Título: Campanha eleitoral é a hora do monstro
Autor: Raymundo Costa
Fonte: Valor Econômico, 14/03/2006, Política, p. A9

O governo e a legislatura chegam ao último ano, sem que se tenham definido as regras para a eleição direta do quinto presidente da República sob o regime democrático pós-1964. A verticalização é uma tentativa de se impor sobre a diversidade uma homogeneidade que não corresponde à federação efetiva que é a nação brasileira. É um ponto de vista - mas não é em torno de pontos de vista, de valores e de uma verdadeira dimensão republicana que se discutem as coligações para as eleições de 2006. O que prevalece é o interesse de ocasião, como demonstram as posições diametralmente opostas do PT e do presidente Lula da Silva sobre a verticalização. Tem razão o deputado Roberto Freire (PPS-PE) quando diz que não há como comparar o regime democrático com a ditadura, veleidade a que se dedicaram alguns oposicionistas quando Lula vagava nos círculos do inferno, no pico das revelações sobre o mensalão. "Quem afirma isso é porque não viveu na ditadura", diz o deputado. Mas não seria demasiado dizer que essa foi uma legislatura desastrada, que caminha para um final melancólico com a absolvição a granel de mensaleiros. Para Freire, essa situação tem um responsável, e ele atende pelo nome do presidente Luiz Inácio Lula da Silva. Como todos ou vários outros antes dele, o governo Lula fez uma opção pelo clientelismo e a fisiologia, com o requinte de ir um pouco além como demonstram as extensões mapeadas do valerioduto. Para não dividir poder ou dividir o mínimo possível, a promiscuidade pura e simples da compra de votos. "Essas coisas não ficam de quarentena, infeccionam tudo", acredita Freire. "Quando os generais torturavam, o guarda da esquina se sentia igualmente no direito de bater". Uma rápida corrida de vista sobre esses três anos e três meses de governo do PT, de legislatura e até de ação do Judiciário parece de fato acolher o desencanto do deputado. Para o presidente do Supremo Tribunal Federal (STF), Nelson Jobim, pareceu natural namorar uma candidatura a presidente da República ao mesmo tempo em que despachava liminares expeditas em ações nem sempre líquidas e certas, muito menos urgentes. Incomodado com as críticas a seu desempenho ambíguo, reagiu com arrogância dos justos: "Os ignorantes perderam a modéstia".

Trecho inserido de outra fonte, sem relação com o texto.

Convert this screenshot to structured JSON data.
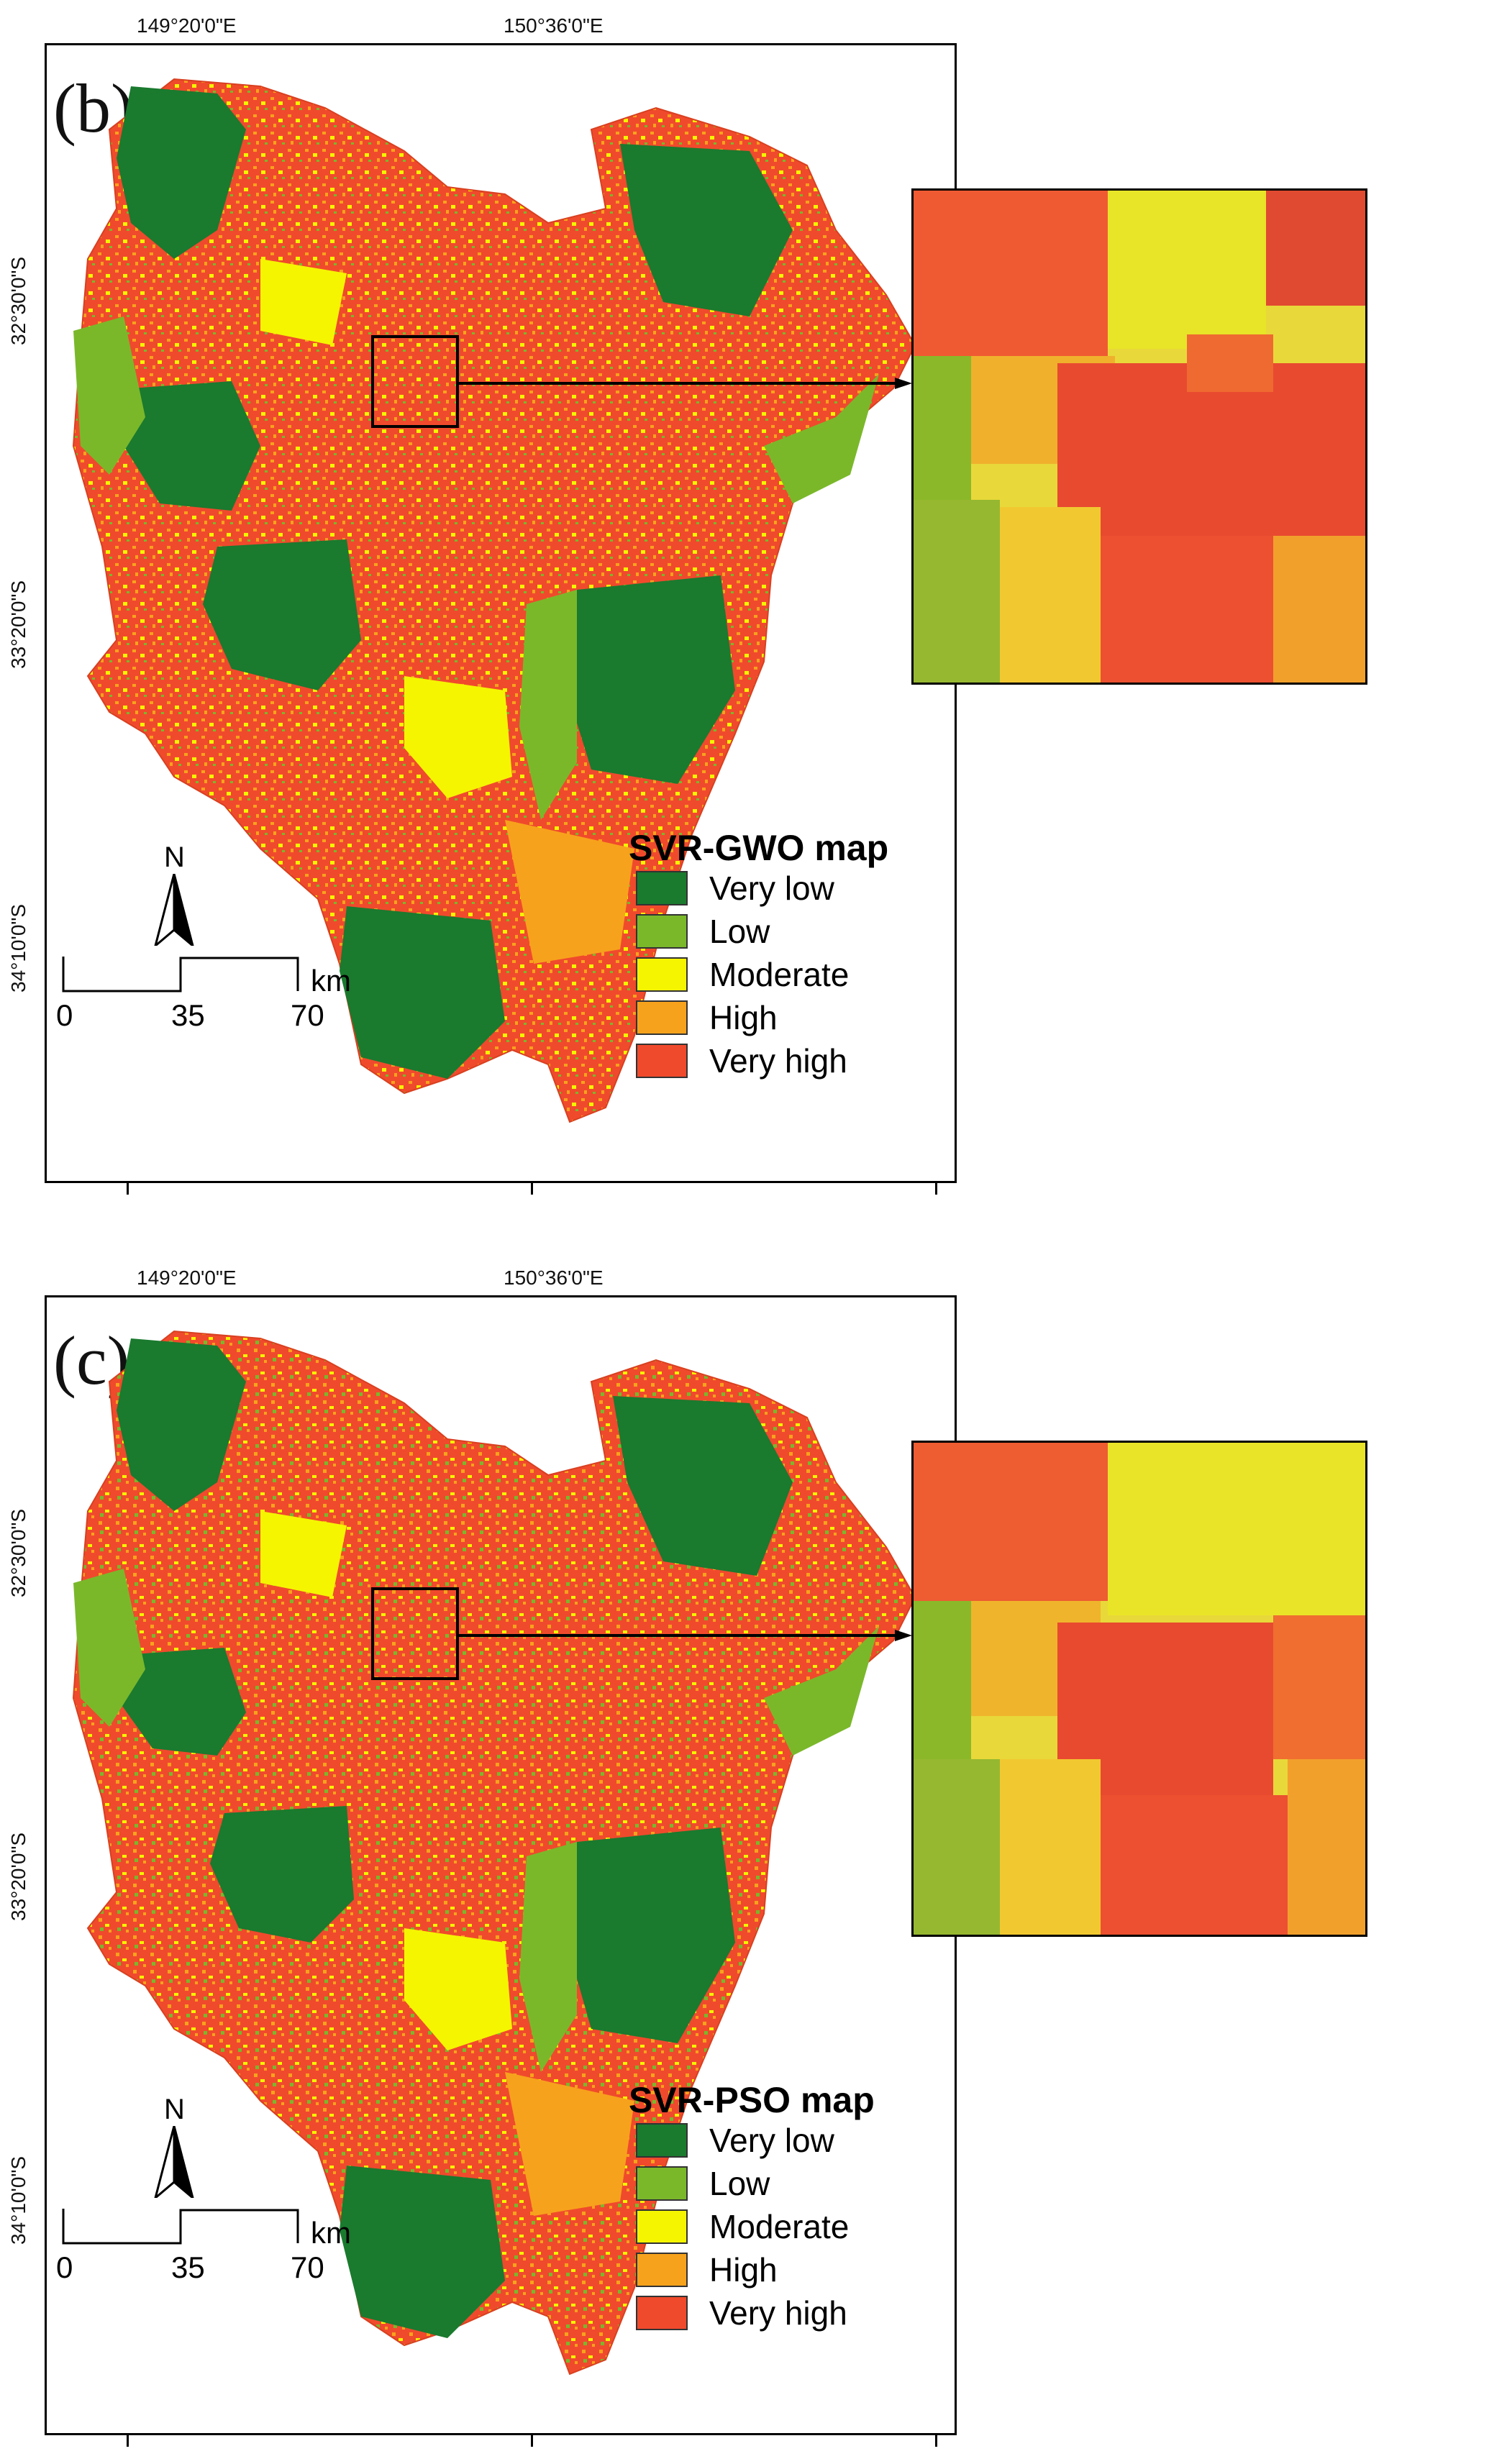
{
  "longitude_labels": [
    "149°20'0\"E",
    "150°36'0\"E"
  ],
  "latitude_labels": [
    "32°30'0\"S",
    "33°20'0\"S",
    "34°10'0\"S"
  ],
  "panels": [
    {
      "id": "b",
      "label": "(b)",
      "legend_title": "SVR-GWO map",
      "legend": [
        {
          "label": "Very low",
          "color": "#1a7a2e"
        },
        {
          "label": "Low",
          "color": "#7ab82a"
        },
        {
          "label": "Moderate",
          "color": "#f5f500"
        },
        {
          "label": "High",
          "color": "#f7a21c"
        },
        {
          "label": "Very high",
          "color": "#f04a2c"
        }
      ],
      "north_label": "N",
      "scale": {
        "ticks": [
          "0",
          "35",
          "70"
        ],
        "unit": "km"
      }
    },
    {
      "id": "c",
      "label": "(c)",
      "legend_title": "SVR-PSO map",
      "legend": [
        {
          "label": "Very low",
          "color": "#1a7a2e"
        },
        {
          "label": "Low",
          "color": "#7ab82a"
        },
        {
          "label": "Moderate",
          "color": "#f5f500"
        },
        {
          "label": "High",
          "color": "#f7a21c"
        },
        {
          "label": "Very high",
          "color": "#f04a2c"
        }
      ],
      "north_label": "N",
      "scale": {
        "ticks": [
          "0",
          "35",
          "70"
        ],
        "unit": "km"
      }
    }
  ]
}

Legislatura caminha para final melancólico

Lula, por seu turno, refugia-se no argumento de que o homem público está em campanha permanentemente, de sol a sol, para transitar perigosamente no limite da legislação eleitoral, aproveitando-se das prerrogativas do cargo de presidente da República para bombardear dia e noite corações e mentes com a excelência de sua recandidatura. A frouxidão não é exclusiva do governo. O PSDB nem sequer teve a preocupação da compostura ao articular ostensivamente para absolver um mensaleiro do PFL, dando razão "aqueles que pretendem ter licença especial para ser aéticos na suposição de que outros já foram antes", a crítica de ontem de um dos tucanos mais ilustres do ninho. "Não querem generalizar o bem; preferem pedir licença para generalizar o mal", como diz o primeiro de dez comentários sobre a ética lavrados pelo prefeito José Serra. Nesse contexto é ocioso discutir se há ou não acordão na Câmara para salvar o mandato de deputados. Quando o presidente volta a ostentar índices de popularidade iguais aos que detinha ha antes do mensalão e discursa que errar é humano, passa para o fundo do plenário da Câmara a idéia de que realmente não houve nada demais; se o povão não cobra a fatura de Lula, será condescendente com um Congresso que absolve o deputado Professor Luizinho (PT-SP) e seus vinte vinténs. Se o "monstro da opinião pública", na expressão cunhada pelo deputado Roberto Brant (PFL-MG) em sua bem-sucedida defesa na Câmara, não reagir, é possível que nenhuma punição mais seja aplicada na Câmara. Nesse ritmo, não será surpresa que logo apareça alguém para dizer que os dólares encontrados na cueca de um petista não passaram de ilusão de ótica dos agentes da Polícia Federal de plantão no aeroporto. A hora do "monstro" é agora, a campanha eleitoral, quando os tucanos terão de provar que de fato recusam o parentesco que o PT tenta associar aos partidos - "somos todos iguais" - e Lula terá de esclarecer coisas simples, como se prefere o "espetáculo do crescimento" ou se o Brasil "não tem pressa" para crescer.